O governo tem cerca de 60 cargos para serem redistribuídos aos integrantes da base, mas quer avaliar caso a caso para não perder votos importantes na tramitação da reforma da Previdência. Mesmo pressionado pelo “Centrão”, sobretudo o PP, ávido por mais cargos na máquina pública federal, a ordem no Planalto é preservar, sobretudo, os espaços do PSDB e do DEM. “Não estamos falando em traidor. O próprio presidente Temer está orientando o ministro (Antonio) Imbassahy (Secretaria de Governo), responsável pelo setor,  a definir as coisas com justiça. Precisamos contar com a nossa base para as reformas que vêm pela frente”, afirmou o chefe da Casa Civil, Eliseu Padilha.
 
 
A conta está sendo feita com lupa pelo governo. Todos sabem que o “Centrão” foi bastante fiel ao Planalto durante a votação da denúncia contra Temer por corrupção passiva. Por outro lado, existe a certeza de que o PSDB e o DEM têm uma maior vocação para aprovar as reformas que virão, especialmente a da Previdência. “Os tucanos têm o DNA das reformas. Se eles não aprovarem essa matéria, não terão nada para apresentar ao eleitorado”, reforçou um interlocutor do governo.
  
Por isso, a ordem expressa dada a Imbassahy pelo presidente é olhar o histórico do deputado: como votou em matérias anteriores fundamentais, em especial a reforma trabalhista, a PEC do Teto dos Gastos e a denúncia contra Temer. “Não será uma votação apenas que vai definir o grau de fidelidade. Especialmente sabendo que teremos duas reformas duras para aprovar daqui para frente”, reforçou um político com livre trânsito no gabinete presidencial.

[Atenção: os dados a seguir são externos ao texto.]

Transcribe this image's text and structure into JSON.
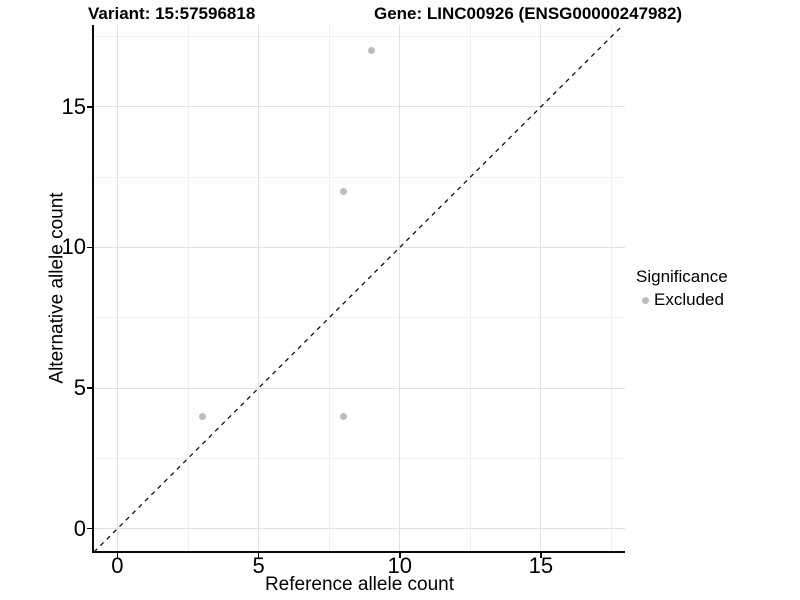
{
  "chart_data": {
    "type": "scatter",
    "titles": {
      "left": "Variant: 15:57596818",
      "right": "Gene: LINC00926 (ENSG00000247982)"
    },
    "xlabel": "Reference allele count",
    "ylabel": "Alternative allele count",
    "xlim": [
      -0.83,
      17.98
    ],
    "ylim": [
      -0.83,
      17.91
    ],
    "xticks": [
      0,
      5,
      10,
      15
    ],
    "yticks": [
      0,
      5,
      10,
      15
    ],
    "minor_ticks_x": [
      2.5,
      7.5,
      12.5,
      17.5
    ],
    "minor_ticks_y": [
      2.5,
      7.5,
      12.5,
      17.5
    ],
    "grid": "major+minor",
    "reference_line": {
      "type": "identity",
      "style": "dashed",
      "color": "#111111"
    },
    "series": [
      {
        "name": "Excluded",
        "color": "#bcbcbc",
        "points": [
          [
            9,
            17
          ],
          [
            8,
            12
          ],
          [
            3,
            4
          ],
          [
            8,
            4
          ]
        ]
      }
    ],
    "legend": {
      "title": "Significance",
      "position": "right",
      "items": [
        {
          "label": "Excluded",
          "color": "#bcbcbc",
          "marker": "circle"
        }
      ]
    }
  },
  "colors": {
    "background": "#ffffff",
    "axis": "#0a0a0a",
    "grid_major": "#e2e2e2",
    "grid_minor": "#f0f0f0",
    "point": "#bcbcbc",
    "text": "#000000"
  }
}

Por esta regra, também, já foi avisado a Imbassahy que não haverá mudanças nos cargos do presidente do Senado, Eunício Oliveira (PMDB-CE),  no Banco do Nordeste. O ministro tucano queria trocar o diretor de Controle e Risco, Nicola Miccione, apadrinhado por Eunício, por Delano Macedo Vasconcelos, apoiado pelo deputado Raimundo Gomes (PSDB-CE), que se ausentou do plenário na votação da denúncia contra Temer, ajudando o governo e contrariando a orientação do presidente nacional da legenda, senador Tasso Jereissati (CE).

Para tornar mais fácil a substituição, os interessados alegaram que Nicola era indicado pelo deputado Vitor Valim (PMDB-CE), que votou contra Temer na sessão de 2 de agosto. Os peemedebistas esclareceram que ele já perdera o carimbo da indicação de Valim após votar contra a reforma trabalhista.

Cuidados

Há quem critique esse excesso de zelo, especialmente com os cargos do PMDB. “Temer vai errar se ficar refém do PMDB do jeito que está. O PMDB não está preocupado com a governabilidade ou com o futuro do presidente. Cada peemedebista está interessado em seu feudo regional. Eunício no Ceará;  Jader (Barbalho) no Pará; (José) Sarney no Maranhão”, criticou um deputado que já teve interesses contrariados ao se chocar com um cacique regional do PMDB.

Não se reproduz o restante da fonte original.